Hoje, é possível observar um desgaste emocional muito alto dos colaboradores, pois além da cobrança em relação às metas do mundo corporativo, encontramos a soma do medo causado pela pandemia, a enxurrada de trágicas notícias, dificuldades do home office e o distanciamento social. “A soma dessa conta é o surgimento de novos sentimentos para gerenciar, como o estresse, depressão, ansiedade e procrastinação”, explica Sandoval.

O professor alerta: além dos resultados, as companhias devem se preocupar com a conjuntura na qual as metas estão sendo batidas. “É necessário identificar as condições de trabalho do colaborador, não apenas as entregas e resultados obtidos por ele. Mesmo com todos os nítidos riscos atuais relacionados à saúde mental, são poucas as empresas preocupadas com isso”, alerta o especialista.

O produto da comparação entre os empreendimentos atentos à integridade dos colaboradores e aqueles sem essa preocupação fica por conta do resultado final das atividades e alcance de objetivos. “As empresas as quais ignoram os aspectos ligados à saúde mental sentirão o impacto na execução da operação. Ou seja, se quem gera o recurso está doente, não há possibilidades do negócio gerar um bom trabalho, nem os recursos necessários para obter os resultados e, consequentemente, a sobrevivência dos negócios estará em risco”, continua o coach.

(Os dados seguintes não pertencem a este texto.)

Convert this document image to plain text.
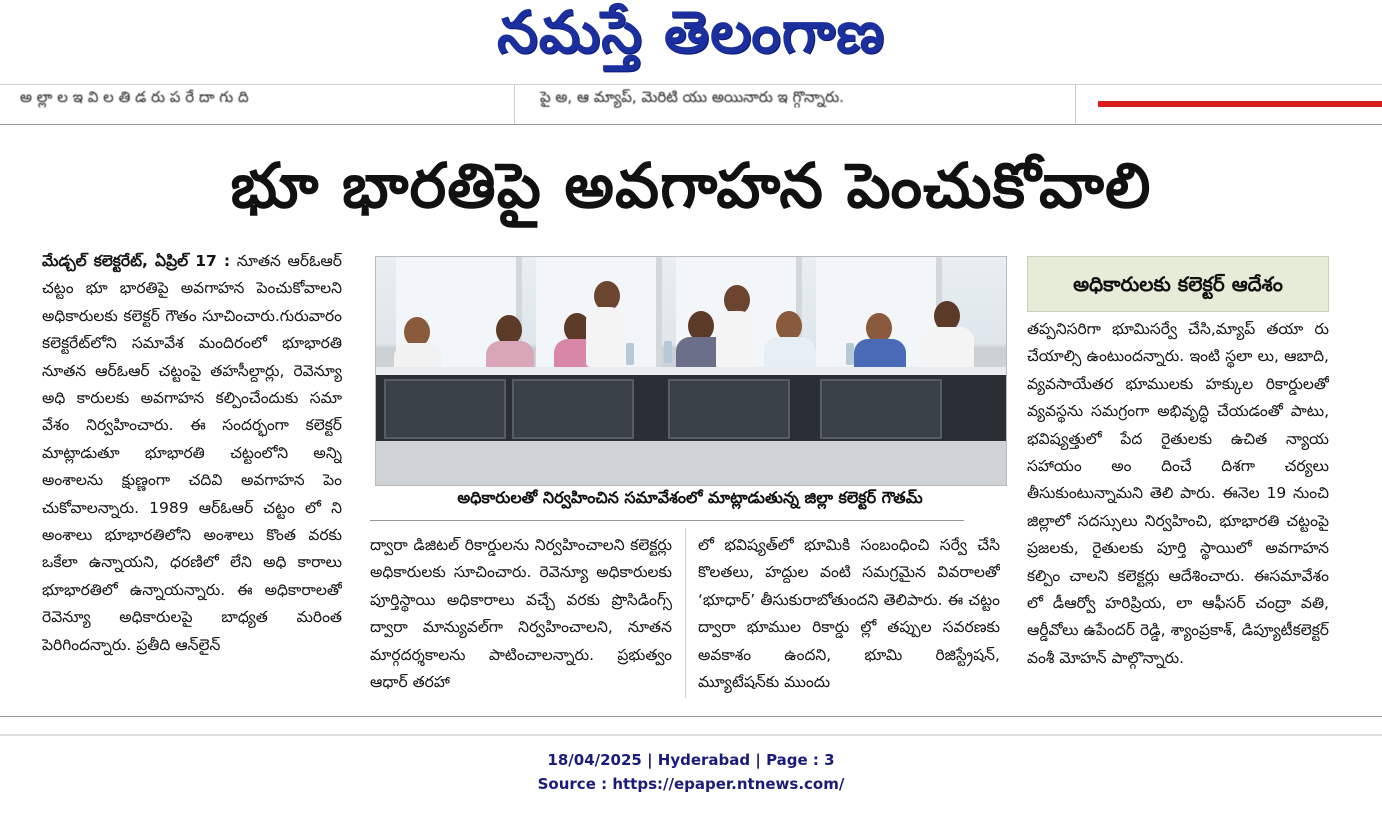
నమస్తే తెలంగాణ
అ ల్లా ల ఇ వి ల తి డ రు ప రే దా గు ది	పై అ, ఆ మ్యాప్, మెరిటి యు అయినారు ఇ గ్గొన్నారు.
భూ భారతిపై అవగాహన పెంచుకోవాలి

మేడ్చల్ కలెక్టరేట్, ఏప్రిల్ 17 : నూతన ఆర్‌ఓఆర్ చట్టం భూ భారతిపై అవగాహన పెంచుకోవాలని అధికారులకు కలెక్టర్ గౌతం సూచించారు.గురువారం కలెక్టరేట్‌లోని సమావేశ మందిరంలో భూభారతి నూతన ఆర్‌ఓఆర్ చట్టంపై తహసీల్దార్లు, రెవెన్యూ అధి కారులకు అవగాహన కల్పించేందుకు సమా వేశం నిర్వహించారు. ఈ సందర్భంగా కలెక్టర్ మాట్లాడుతూ భూభారతి చట్టంలోని అన్ని అంశాలను క్షుణ్ణంగా చదివి అవగాహన పెం చుకోవాలన్నారు. 1989 ఆర్‌ఓఆర్ చట్టం లో ని అంశాలు భూభారతిలోని అంశాలు కొంత వరకు ఒకేలా ఉన్నాయని, ధరణిలో లేని అధి కారాలు భూభారతిలో ఉన్నాయన్నారు. ఈ అధికారాలతో రెవెన్యూ అధికారులపై బాధ్యత మరింత పెరిగిందన్నారు. ప్రతీది ఆన్‌లైన్

అధికారులతో నిర్వహించిన సమావేశంలో మాట్లాడుతున్న జిల్లా కలెక్టర్ గౌతమ్

ద్వారా డిజిటల్ రికార్డులను నిర్వహించాలని కలెక్టర్లు అధికారులకు సూచించారు. రెవెన్యూ అధికారులకు పూర్తిస్థాయి అధికారాలు వచ్చే వరకు ప్రొసిడింగ్స్ ద్వారా మాన్యువల్‌గా నిర్వహించాలని, నూతన మార్గదర్శకాలను పాటించాలన్నారు. ప్రభుత్వం ఆధార్ తరహా

లో భవిష్యత్‌లో భూమికి సంబంధించి సర్వే చేసి కొలతలు, హద్దుల వంటి సమగ్రమైన వివరాలతో ‘భూధార్’ తీసుకురాబోతుందని తెలిపారు. ఈ చట్టం ద్వారా భూముల రికార్డు ల్లో తప్పుల సవరణకు అవకాశం ఉందని, భూమి రిజిస్ట్రేషన్, మ్యూటేషన్‌కు ముందు

అధికారులకు కలెక్టర్ ఆదేశం

తప్పనిసరిగా భూమిసర్వే చేసి,మ్యాప్ తయా రు చేయాల్సి ఉంటుందన్నారు. ఇంటి స్థలా లు, ఆబాది, వ్యవసాయేతర భూములకు హక్కుల రికార్డులతో వ్యవస్థను సమగ్రంగా అభివృద్ధి చేయడంతో పాటు, భవిష్యత్తులో పేద రైతులకు ఉచిత న్యాయ సహాయం అం దించే దిశగా చర్యలు తీసుకుంటున్నామని తెలి పారు. ఈనెల 19 నుంచి జిల్లాలో సదస్సులు నిర్వహించి, భూభారతి చట్టంపై ప్రజలకు, రైతులకు పూర్తి స్థాయిలో అవగాహన కల్పిం చాలని కలెక్టర్లు ఆదేశించారు. ఈసమావేశం లో డీఆర్వో హరిప్రియ, లా ఆఫీసర్ చంద్రా వతి, ఆర్డీవోలు ఉపేందర్ రెడ్డి, శ్యాంప్రకాశ్, డిప్యూటీకలెక్టర్ వంశీ మోహన్ పాల్గొన్నారు.

18/04/2025 | Hyderabad | Page : 3
Source : https://epaper.ntnews.com/
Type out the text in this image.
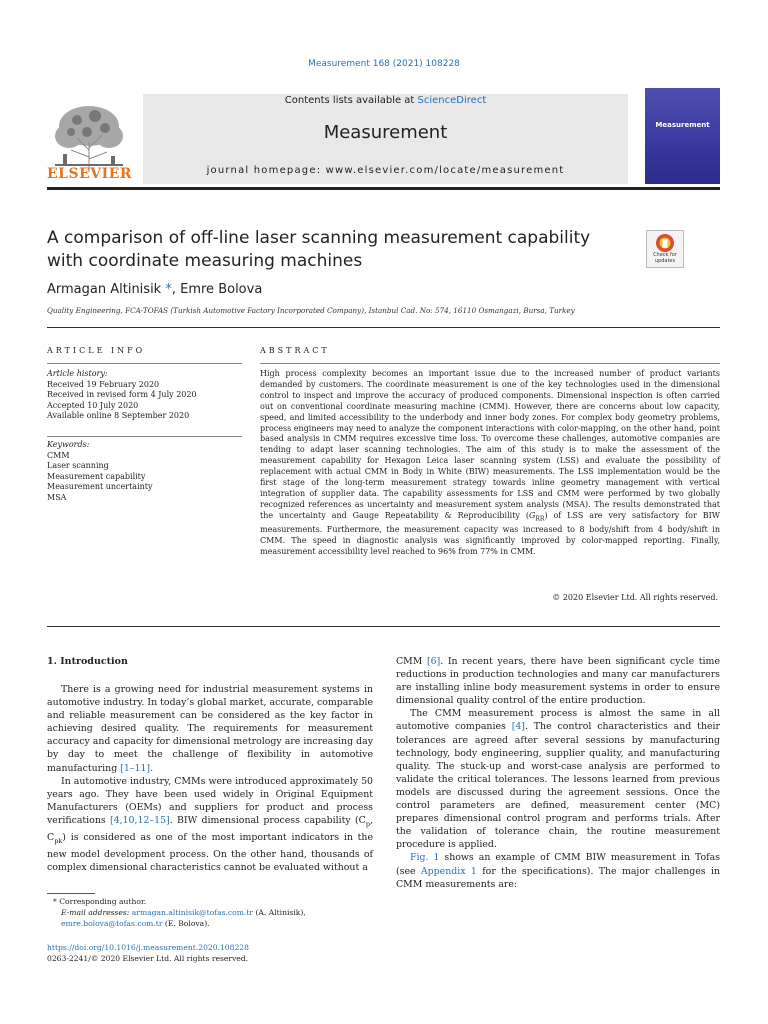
Measurement 168 (2021) 108228
ELSEVIER
Contents lists available at ScienceDirect
Measurement
journal homepage: www.elsevier.com/locate/measurement
Measurement
A comparison of off-line laser scanning measurement capability with coordinate measuring machines	Check for updates
Armagan Altinisik *, Emre Bolova
Quality Engineering, FCA-TOFAS (Turkish Automotive Factory Incorporated Company), Istanbul Cad. No: 574, 16110 Osmangazi, Bursa, Turkey
ARTICLE INFO
Article history:
Received 19 February 2020
Received in revised form 4 July 2020
Accepted 10 July 2020
Available online 8 September 2020
Keywords:
CMM
Laser scanning
Measurement capability
Measurement uncertainty
MSA
ABSTRACT
High process complexity becomes an important issue due to the increased number of product variants demanded by customers. The coordinate measurement is one of the key technologies used in the dimensional control to inspect and improve the accuracy of produced components. Dimensional inspection is often carried out on conventional coordinate measuring machine (CMM). However, there are concerns about low capacity, speed, and limited accessibility to the underbody and inner body zones. For complex body geometry problems, process engineers may need to analyze the component interactions with color-mapping, on the other hand, point based analysis in CMM requires excessive time loss. To overcome these challenges, automotive companies are tending to adapt laser scanning technologies. The aim of this study is to make the assessment of the measurement capability for Hexagon Leica laser scanning system (LSS) and evaluate the possibility of replacement with actual CMM in Body in White (BIW) measurements. The LSS implementation would be the first stage of the long-term measurement strategy towards inline geometry management with vertical integration of supplier data. The capability assessments for LSS and CMM were performed by two globally recognized references as uncertainty and measurement system analysis (MSA). The results demonstrated that the uncertainty and Gauge Repeatability & Reproducibility $(G_{RR})$ of LSS are very satisfactory for BIW measurements. Furthermore, the measurement capacity was increased to 8 body/shift from 4 body/shift in CMM. The speed in diagnostic analysis was significantly improved by color-mapped reporting. Finally, measurement accessibility level reached to 96% from 77% in CMM.
© 2020 Elsevier Ltd. All rights reserved.
1. Introduction

There is a growing need for industrial measurement systems in automotive industry. In today’s global market, accurate, comparable and reliable measurement can be considered as the key factor in achieving desired quality. The requirements for measurement accuracy and capacity for dimensional metrology are increasing day by day to meet the challenge of flexibility in automotive manufacturing [1–11].

In automotive industry, CMMs were introduced approximately 50 years ago. They have been used widely in Original Equipment Manufacturers (OEMs) and suppliers for product and process verifications [4,10,12–15]. BIW dimensional process capability ($C_p$, $C_{pk}$) is considered as one of the most important indicators in the new model development process. On the other hand, thousands of complex dimensional characteristics cannot be evaluated without a

CMM [6]. In recent years, there have been significant cycle time reductions in production technologies and many car manufacturers are installing inline body measurement systems in order to ensure dimensional quality control of the entire production.

The CMM measurement process is almost the same in all automotive companies [4]. The control characteristics and their tolerances are agreed after several sessions by manufacturing technology, body engineering, supplier quality, and manufacturing quality. The stuck-up and worst-case analysis are performed to validate the critical tolerances. The lessons learned from previous models are discussed during the agreement sessions. Once the control parameters are defined, measurement center (MC) prepares dimensional control program and performs trials. After the validation of tolerance chain, the routine measurement procedure is applied.

Fig. 1 shows an example of CMM BIW measurement in Tofas (see Appendix 1 for the specifications). The major challenges in CMM measurements are:

* Corresponding author.
E-mail addresses: armagan.altinisik@tofas.com.tr (A. Altinisik), emre.bolova@tofas.com.tr (E. Bolova).
https://doi.org/10.1016/j.measurement.2020.108228
0263-2241/© 2020 Elsevier Ltd. All rights reserved.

Como minimizar os impactos

Como alternativa para minimizar os impactos, Sandoval indica a orientação por parte aos gestores para a realização de rodas de conversa semanais, com um bate-papo sem abordar metas ou resultados. Também é importante abrir canais de comunicação sistêmicos e ativos, ferramentas para medir o grau de adesão e participação, implantação de sistemas e programas de feedback, além de proporcionar momentos leves, onde as pessoas exponham como está sendo a rotina dentro de casa, os conflitos, as dificuldades ou desabafos além das questões profissionais.

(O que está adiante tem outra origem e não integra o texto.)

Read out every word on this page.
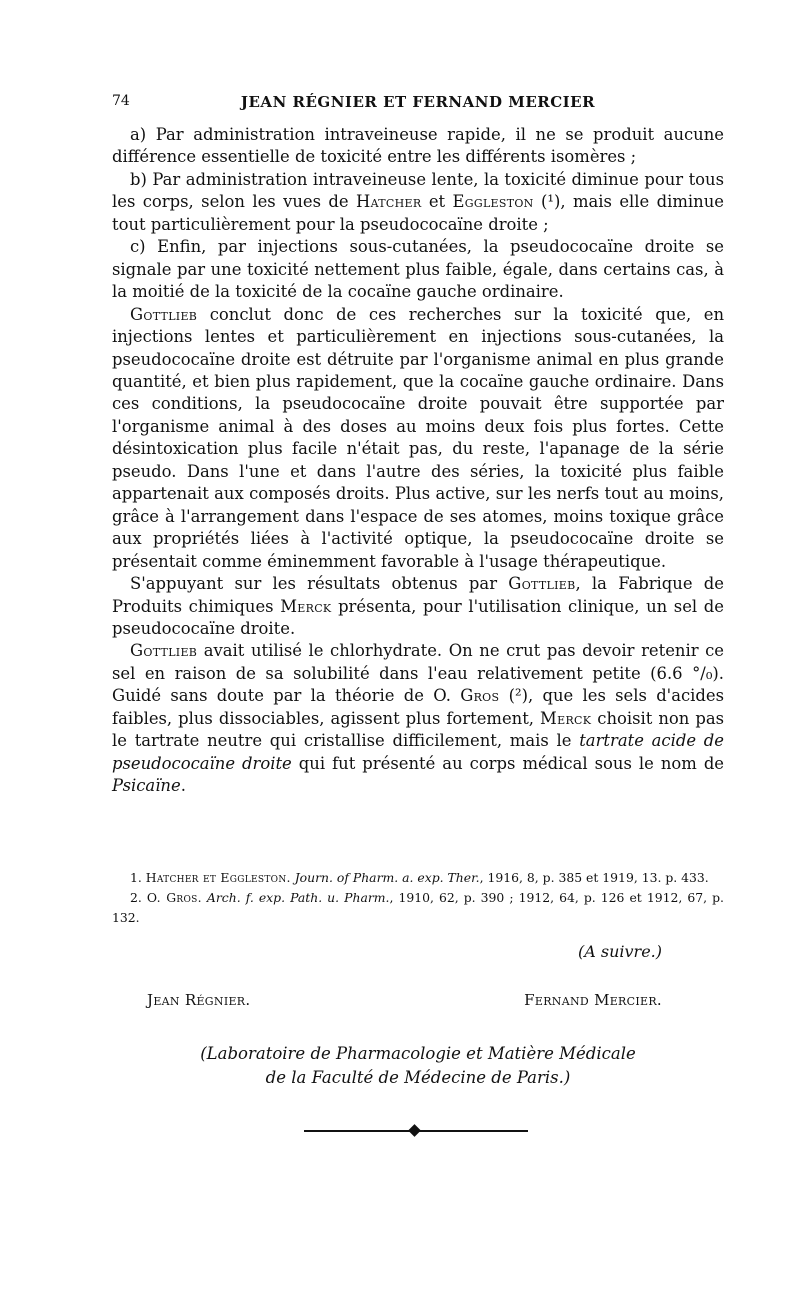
74	JEAN RÉGNIER ET FERNAND MERCIER

a) Par administration intraveineuse rapide, il ne se produit aucune différence essentielle de toxicité entre les différents isomères ;

b) Par administration intraveineuse lente, la toxicité diminue pour tous les corps, selon les vues de Hatcher et Eggleston (¹), mais elle diminue tout particulièrement pour la pseudococaïne droite ;

c) Enfin, par injections sous-cutanées, la pseudococaïne droite se signale par une toxicité nettement plus faible, égale, dans certains cas, à la moitié de la toxicité de la cocaïne gauche ordinaire.

Gottlieb conclut donc de ces recherches sur la toxicité que, en injections lentes et particulièrement en injections sous-cutanées, la pseudococaïne droite est détruite par l'organisme animal en plus grande quantité, et bien plus rapidement, que la cocaïne gauche ordinaire. Dans ces conditions, la pseudococaïne droite pouvait être supportée par l'organisme animal à des doses au moins deux fois plus fortes. Cette désintoxication plus facile n'était pas, du reste, l'apanage de la série pseudo. Dans l'une et dans l'autre des séries, la toxicité plus faible appartenait aux composés droits. Plus active, sur les nerfs tout au moins, grâce à l'arrangement dans l'espace de ses atomes, moins toxique grâce aux propriétés liées à l'activité optique, la pseudococaïne droite se présentait comme éminemment favorable à l'usage thérapeutique.

S'appuyant sur les résultats obtenus par Gottlieb, la Fabrique de Produits chimiques Merck présenta, pour l'utilisation clinique, un sel de pseudococaïne droite.

Gottlieb avait utilisé le chlorhydrate. On ne crut pas devoir retenir ce sel en raison de sa solubilité dans l'eau relativement petite (6.6 °/₀). Guidé sans doute par la théorie de O. Gros (²), que les sels d'acides faibles, plus dissociables, agissent plus fortement, Merck choisit non pas le tartrate neutre qui cristallise difficilement, mais le tartrate acide de pseudococaïne droite qui fut présenté au corps médical sous le nom de Psicaïne.

1. Hatcher et Eggleston. Journ. of Pharm. a. exp. Ther., 1916, 8, p. 385 et 1919, 13. p. 433.

2. O. Gros. Arch. f. exp. Path. u. Pharm., 1910, 62, p. 390 ; 1912, 64, p. 126 et 1912, 67, p. 132.

(A suivre.)
Jean Régnier.	Fernand Mercier.
(Laboratoire de Pharmacologie et Matière Médicale
de la Faculté de Médecine de Paris.)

“Seja empático, entre em ação e tenha atitudes. Escute o funcionário e dê uma resposta às necessidades dele, mesmo se for negativa. Faça ele se sentir confortável e confiante, como se a empresa estendesse a mão. O setor de RH precisa elaborar ações para a instituição ser um porto seguro do colaborador”, explica Sandoval.

Reflexo dentro e fora do ambiente de trabalho

Poderoso e incisivo, assim o especialista considera o reflexo dos cuidados da saúde mental recebidos na empresa, levados para dentro da residência do colaborador, afinal, de nada adianta contratar os melhores profissionais e disponibilizar as ferramentas ideias de trabalho se os funcionários não se sentem bem recebidos e felizes no trabalho. Os acontecimentos na corporação serão fatalmente refletidos em casa, às vezes, de uma forma ainda mais agressiva.

“Se o colaborador tem incertezas sobre os rumos da empresa, não tem acesso às atividades de planejamento estratégico, não encontra canais de comunicação para solucionar as dúvidas ou alguém de confiança para desabafar os dilemas, isso irá causar um verdadeiro tumulto. Em resumo, fugir dos cuidados com a saúde mental do colaborador, é negligenciar os futuros resultados das empresas”, finaliza o docente.